Pero no se piense que la acción produce el efecto; lo produce la c.
con su acción; incluso puede decirse que acción se identifica con
producción del efecto. En esa producción, la c., realmente distinta del
efecto, comunica a éste algo de su propia perfección haciéndolo semejante,
lo cual equivale a afirmar que el efecto (o, más concretamente, su
perfección) se encuentra, ya antes, de modo virtual en la causa. Esta «precontinencia»
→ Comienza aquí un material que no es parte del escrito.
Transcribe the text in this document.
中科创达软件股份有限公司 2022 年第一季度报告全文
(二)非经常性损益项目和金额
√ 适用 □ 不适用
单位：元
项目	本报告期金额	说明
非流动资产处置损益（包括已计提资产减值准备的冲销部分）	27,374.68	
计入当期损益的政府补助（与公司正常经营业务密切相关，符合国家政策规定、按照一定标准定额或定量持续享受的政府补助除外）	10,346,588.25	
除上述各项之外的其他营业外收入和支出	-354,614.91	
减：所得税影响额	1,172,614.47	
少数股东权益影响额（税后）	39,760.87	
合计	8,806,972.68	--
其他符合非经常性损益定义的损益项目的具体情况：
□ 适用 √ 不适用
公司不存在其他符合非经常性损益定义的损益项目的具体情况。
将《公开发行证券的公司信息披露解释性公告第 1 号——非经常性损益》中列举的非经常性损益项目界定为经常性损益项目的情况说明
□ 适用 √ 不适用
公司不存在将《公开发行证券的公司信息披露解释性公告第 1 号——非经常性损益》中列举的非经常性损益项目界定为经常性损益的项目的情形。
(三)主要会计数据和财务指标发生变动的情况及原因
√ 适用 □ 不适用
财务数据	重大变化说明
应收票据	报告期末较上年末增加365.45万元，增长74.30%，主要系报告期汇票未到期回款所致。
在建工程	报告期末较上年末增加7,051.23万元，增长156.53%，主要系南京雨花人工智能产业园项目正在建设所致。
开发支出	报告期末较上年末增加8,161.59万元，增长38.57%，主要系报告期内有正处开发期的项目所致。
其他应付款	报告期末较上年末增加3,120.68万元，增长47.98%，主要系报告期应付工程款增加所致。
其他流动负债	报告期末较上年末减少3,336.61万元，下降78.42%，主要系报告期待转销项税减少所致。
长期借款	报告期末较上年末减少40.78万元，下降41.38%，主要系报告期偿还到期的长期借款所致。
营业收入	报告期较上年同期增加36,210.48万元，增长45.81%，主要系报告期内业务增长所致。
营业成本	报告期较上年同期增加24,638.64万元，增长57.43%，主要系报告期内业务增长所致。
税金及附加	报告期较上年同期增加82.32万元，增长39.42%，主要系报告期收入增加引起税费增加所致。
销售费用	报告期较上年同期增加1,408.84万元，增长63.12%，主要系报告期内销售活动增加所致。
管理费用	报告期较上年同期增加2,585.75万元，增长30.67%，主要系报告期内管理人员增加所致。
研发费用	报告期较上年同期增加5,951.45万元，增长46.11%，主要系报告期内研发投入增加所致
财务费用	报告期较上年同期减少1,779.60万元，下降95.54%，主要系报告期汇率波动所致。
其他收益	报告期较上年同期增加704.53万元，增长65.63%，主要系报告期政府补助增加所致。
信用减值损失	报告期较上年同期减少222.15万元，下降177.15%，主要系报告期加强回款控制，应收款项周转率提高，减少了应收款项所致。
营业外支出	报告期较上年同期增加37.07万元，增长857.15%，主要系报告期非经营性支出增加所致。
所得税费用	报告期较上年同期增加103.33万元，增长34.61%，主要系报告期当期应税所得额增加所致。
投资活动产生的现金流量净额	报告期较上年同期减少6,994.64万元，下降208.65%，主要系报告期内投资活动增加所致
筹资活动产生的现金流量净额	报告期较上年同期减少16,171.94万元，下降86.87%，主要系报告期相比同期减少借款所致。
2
del efecto en su c. ha dado lugar a interpretaciones erróneas; como la de
Leibniz, que identifica c. y efecto, de donde se sigue que el cambio sería
sólo apariencial; la de Hamilton, que sigue a Leibniz en este punto y
considera el principio de causalidad como una «tautología absoluta»; y la
de Meyerson, que distingue entre causalidad científica o racional
(necesidad que la mente tiene de racionalizar) y causalidad teleológica
(en la que el nexo causal es arbitrario o voluntarista), separando como
dos nociones diferentes lo que, en realidad, sólo son dos aspectos de la
misma noción.
La c. eficiente es susceptible de numerosas divisiones, según el
criterio que se adopte para hacerlas: 1) Por la conexión entre c. y
efecto: c. esencial (la que produce un efecto al que está ordenada) y c.
acccidental (la que produce un efecto al que no está ordenada); la
esencial puede ser próXIma o remota, según que la c. produzca el efecto de
manera inmediata o por mediación de otro u otros efectos. 2) Por la
subordinación: c. principal (la que obra por su propia virtud) y c.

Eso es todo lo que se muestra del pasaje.